Photo credit: Snow Capped Cider.

Promoting Cider in a Rural Town

One of the biggest challenges that Williams has come across while building Snow Capped Cider is brand awareness. “We’re on the western slope of Colorado, so we’re not in a populated area. One of the problems I experienced was the resistance to cider in general,” she notes. 

Developing awareness for cider and her new brand took years. She drove to different festivals all across the state, some of which were hours away, and spent a lot of money and effort just to be in front of new consumers. 

“When you’re a small business, you can’t simply hire a bunch of salesmen to go all over Colorado,” Williams explains. “Brand awareness has been hard, but I have a beautiful product and I love promoting it however I can.”
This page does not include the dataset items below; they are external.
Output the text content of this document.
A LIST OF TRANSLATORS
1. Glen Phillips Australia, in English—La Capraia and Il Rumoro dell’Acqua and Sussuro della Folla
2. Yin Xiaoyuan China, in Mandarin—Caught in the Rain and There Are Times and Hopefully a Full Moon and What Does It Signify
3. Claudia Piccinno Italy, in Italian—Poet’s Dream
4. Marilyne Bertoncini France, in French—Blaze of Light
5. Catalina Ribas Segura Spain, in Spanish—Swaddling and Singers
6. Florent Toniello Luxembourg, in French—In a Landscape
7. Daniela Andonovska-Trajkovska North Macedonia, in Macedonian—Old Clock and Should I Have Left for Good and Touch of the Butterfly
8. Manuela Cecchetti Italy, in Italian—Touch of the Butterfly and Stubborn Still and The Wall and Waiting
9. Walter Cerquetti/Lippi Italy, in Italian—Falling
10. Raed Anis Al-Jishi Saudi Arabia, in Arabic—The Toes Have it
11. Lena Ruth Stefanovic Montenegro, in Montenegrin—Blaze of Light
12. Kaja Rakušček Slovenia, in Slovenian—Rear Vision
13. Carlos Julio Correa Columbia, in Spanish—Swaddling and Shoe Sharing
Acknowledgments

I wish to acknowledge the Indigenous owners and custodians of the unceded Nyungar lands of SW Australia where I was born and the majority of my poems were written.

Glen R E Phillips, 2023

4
To help spread the word on Snow Capped Cider, Williams tries to educate consumers as much as possible on cider beverages. Not only does she train her staff to have a complete knowledge about apples and their life span, but she also participates in tastings and judges cider internationally. 

“I always make sure to stay on top of trends, try new things and experiment with new apples. I keep this massive journal that contains everything I do and all of my trials,” she says.

Cider Tasting Room in the Works

Because Williams is constantly trying to spread brand awareness and educate the public on cider, she decided to open her own tasting room near the family orchards. They remodeled an old 1940’s gas station and plan on serving red and white wine along with cider — all from Colorado. 

“As the fruit growers, we’re coming out in full force,” says Williams. “I’m really excited to bring more awareness to the brand and have people come out to see us. We plan on opening this summer.”

Williams plans to teach people about the different apple varieties she uses and what goes into making a good cider, along with tastings. All in all, the goal is to promote Colorado wine and cider and bring some more life into their small town. 

“It probably won’t be massively profitable, but it’s really important. We’re all about promoting Colorado products and talking about the different terroirs. I won’t be serving beer or cocktails, so it’ll be a big jump for a town like this, but I’m hoping to bring some more revenue into our little town,” says Williams.